Abstract

As technology feature sizes decrease, single event upset (SEU), digital single event transient (DSET), and multiple bit upset (MBU) effects dominate the radiation response of microcircuits in space applications. Even in high-altitude and terrestrial applications, cosmic-ray neutron recoil byproducts can easily produce an unacceptable soft error rate (SER) in modern microcircuits. Process modifications and engineered substrate attempts have not provided significant levels of SEE (single event effect) mitigation. Circuit-level hardening approaches have, however, proven effective in mitigating all heavy-ion related effects. The size and speed penalties associated with these circuit hardening techniques often cannot be tolerated in commercial product designs. For this reason, experimental SEE characterization is necessary to identify dominant response mechanisms so that critical circuits can be identified and hardened with minimal impact on overall IC performance and permit the most effective trade-off between SER and the area/speed overhead.
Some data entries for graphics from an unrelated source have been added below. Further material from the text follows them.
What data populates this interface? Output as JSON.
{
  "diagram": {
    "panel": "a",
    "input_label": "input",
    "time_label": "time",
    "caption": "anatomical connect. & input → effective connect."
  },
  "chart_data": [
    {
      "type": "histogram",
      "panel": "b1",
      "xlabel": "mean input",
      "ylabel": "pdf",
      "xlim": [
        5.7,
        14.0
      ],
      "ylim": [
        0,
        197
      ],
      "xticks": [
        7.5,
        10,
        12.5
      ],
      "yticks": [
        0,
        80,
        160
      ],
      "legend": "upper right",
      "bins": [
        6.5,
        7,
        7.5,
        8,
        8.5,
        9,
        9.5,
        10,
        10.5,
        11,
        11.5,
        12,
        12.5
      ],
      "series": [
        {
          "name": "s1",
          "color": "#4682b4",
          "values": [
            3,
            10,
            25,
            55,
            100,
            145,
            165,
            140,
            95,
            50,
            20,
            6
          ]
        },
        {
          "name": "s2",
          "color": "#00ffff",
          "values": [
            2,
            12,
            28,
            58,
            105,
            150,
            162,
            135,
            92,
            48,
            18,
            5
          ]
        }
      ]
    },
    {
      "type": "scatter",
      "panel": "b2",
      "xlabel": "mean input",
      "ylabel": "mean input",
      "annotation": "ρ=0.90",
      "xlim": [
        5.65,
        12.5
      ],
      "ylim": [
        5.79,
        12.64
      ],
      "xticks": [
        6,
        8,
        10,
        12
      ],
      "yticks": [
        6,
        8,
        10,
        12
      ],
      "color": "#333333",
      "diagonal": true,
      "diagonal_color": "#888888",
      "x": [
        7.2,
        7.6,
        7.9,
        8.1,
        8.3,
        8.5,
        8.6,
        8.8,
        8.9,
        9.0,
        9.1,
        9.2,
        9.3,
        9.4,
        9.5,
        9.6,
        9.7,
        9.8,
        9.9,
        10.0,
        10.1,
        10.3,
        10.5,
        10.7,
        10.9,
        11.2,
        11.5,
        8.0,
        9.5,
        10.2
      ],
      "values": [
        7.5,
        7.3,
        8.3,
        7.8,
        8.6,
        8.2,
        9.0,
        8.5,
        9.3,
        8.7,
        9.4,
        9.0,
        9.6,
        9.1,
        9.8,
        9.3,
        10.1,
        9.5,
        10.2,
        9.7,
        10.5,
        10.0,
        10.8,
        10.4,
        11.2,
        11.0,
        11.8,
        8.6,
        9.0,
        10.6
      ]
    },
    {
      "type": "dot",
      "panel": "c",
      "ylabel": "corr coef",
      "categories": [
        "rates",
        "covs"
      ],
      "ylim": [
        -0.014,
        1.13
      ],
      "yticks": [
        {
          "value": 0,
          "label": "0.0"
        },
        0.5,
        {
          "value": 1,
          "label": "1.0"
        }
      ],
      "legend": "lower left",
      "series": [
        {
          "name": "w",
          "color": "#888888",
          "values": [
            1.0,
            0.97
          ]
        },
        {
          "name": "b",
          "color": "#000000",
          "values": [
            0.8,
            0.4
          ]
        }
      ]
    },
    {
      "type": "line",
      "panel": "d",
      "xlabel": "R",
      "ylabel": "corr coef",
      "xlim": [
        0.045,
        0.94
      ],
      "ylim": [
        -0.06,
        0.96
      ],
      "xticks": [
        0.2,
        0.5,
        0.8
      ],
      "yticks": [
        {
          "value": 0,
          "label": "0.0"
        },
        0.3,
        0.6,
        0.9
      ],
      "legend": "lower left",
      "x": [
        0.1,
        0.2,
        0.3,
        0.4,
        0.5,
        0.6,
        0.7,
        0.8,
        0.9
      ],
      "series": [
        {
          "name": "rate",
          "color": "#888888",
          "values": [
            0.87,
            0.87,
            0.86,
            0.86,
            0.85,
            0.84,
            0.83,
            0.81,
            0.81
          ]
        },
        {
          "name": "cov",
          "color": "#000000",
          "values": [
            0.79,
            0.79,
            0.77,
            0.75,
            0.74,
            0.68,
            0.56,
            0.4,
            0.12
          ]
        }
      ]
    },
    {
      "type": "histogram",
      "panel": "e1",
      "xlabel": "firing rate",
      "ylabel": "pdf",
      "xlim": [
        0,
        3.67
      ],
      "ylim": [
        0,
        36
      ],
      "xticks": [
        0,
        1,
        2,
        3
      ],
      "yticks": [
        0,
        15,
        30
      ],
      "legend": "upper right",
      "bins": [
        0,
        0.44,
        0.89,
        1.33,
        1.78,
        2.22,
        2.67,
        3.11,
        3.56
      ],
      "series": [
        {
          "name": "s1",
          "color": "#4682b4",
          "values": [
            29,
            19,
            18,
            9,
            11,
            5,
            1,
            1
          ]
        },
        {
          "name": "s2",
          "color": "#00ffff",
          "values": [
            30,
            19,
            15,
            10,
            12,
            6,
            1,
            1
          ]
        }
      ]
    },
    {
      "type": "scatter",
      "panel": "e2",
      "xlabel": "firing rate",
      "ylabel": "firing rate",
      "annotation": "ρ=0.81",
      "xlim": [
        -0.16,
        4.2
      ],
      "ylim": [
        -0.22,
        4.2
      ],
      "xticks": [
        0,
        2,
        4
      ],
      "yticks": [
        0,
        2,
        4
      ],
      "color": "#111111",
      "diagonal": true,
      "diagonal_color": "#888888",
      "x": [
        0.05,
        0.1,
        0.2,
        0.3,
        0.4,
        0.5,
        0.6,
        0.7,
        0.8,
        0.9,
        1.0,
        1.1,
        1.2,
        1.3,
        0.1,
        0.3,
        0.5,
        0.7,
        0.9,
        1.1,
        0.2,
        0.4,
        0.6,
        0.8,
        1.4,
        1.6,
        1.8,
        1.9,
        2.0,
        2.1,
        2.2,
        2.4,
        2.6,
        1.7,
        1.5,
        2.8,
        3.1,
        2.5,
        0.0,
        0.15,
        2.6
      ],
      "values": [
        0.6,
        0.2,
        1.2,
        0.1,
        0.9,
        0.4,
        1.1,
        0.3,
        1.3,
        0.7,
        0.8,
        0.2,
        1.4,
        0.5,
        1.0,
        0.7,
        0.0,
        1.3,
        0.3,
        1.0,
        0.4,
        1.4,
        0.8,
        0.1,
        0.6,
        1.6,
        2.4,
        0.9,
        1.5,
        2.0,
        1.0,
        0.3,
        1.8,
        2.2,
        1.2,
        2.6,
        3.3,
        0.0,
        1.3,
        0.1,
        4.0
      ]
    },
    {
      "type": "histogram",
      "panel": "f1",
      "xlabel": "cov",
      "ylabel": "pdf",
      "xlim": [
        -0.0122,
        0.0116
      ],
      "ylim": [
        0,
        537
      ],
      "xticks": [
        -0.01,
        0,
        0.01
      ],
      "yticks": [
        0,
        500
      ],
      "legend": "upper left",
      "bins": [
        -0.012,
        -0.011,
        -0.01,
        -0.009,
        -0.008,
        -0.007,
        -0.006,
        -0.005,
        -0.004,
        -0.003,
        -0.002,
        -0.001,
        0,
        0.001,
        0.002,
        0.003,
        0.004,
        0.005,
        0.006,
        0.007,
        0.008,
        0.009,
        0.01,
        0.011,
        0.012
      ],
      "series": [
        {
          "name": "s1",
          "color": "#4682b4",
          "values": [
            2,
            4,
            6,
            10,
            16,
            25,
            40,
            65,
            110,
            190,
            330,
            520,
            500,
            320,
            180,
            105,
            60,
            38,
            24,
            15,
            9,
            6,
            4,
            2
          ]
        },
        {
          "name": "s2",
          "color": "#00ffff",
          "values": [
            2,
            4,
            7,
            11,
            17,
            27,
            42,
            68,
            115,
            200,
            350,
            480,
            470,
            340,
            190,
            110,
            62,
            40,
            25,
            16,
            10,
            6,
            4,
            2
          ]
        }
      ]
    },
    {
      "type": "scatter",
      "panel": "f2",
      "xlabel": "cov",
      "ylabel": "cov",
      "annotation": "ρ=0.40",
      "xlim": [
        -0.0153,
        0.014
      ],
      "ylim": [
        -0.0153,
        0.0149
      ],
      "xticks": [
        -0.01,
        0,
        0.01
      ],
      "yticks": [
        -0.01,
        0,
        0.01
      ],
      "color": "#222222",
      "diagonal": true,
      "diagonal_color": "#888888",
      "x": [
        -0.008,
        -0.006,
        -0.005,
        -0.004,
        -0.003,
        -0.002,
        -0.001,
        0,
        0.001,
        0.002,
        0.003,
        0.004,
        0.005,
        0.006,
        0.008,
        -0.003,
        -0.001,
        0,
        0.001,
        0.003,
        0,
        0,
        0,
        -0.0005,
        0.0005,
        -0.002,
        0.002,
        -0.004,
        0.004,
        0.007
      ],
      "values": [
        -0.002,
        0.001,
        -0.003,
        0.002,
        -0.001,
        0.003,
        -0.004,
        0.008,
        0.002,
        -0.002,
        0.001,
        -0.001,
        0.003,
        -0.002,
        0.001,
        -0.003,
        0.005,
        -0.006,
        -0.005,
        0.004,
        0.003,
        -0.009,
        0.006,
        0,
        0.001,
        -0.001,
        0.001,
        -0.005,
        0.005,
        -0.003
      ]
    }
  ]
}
For complex designs, conventional broad-beam testing provides limited data to isolate the exact cause of observed errors and little insight into potential design improvements. We report on our new Milli-Beam™ test hardware and associated data acquisition software that provide rapid SER raster scanning with spatial isolation as small as 10 microns to physically isolate dominant circuit susceptibilities of complex modern microcircuits.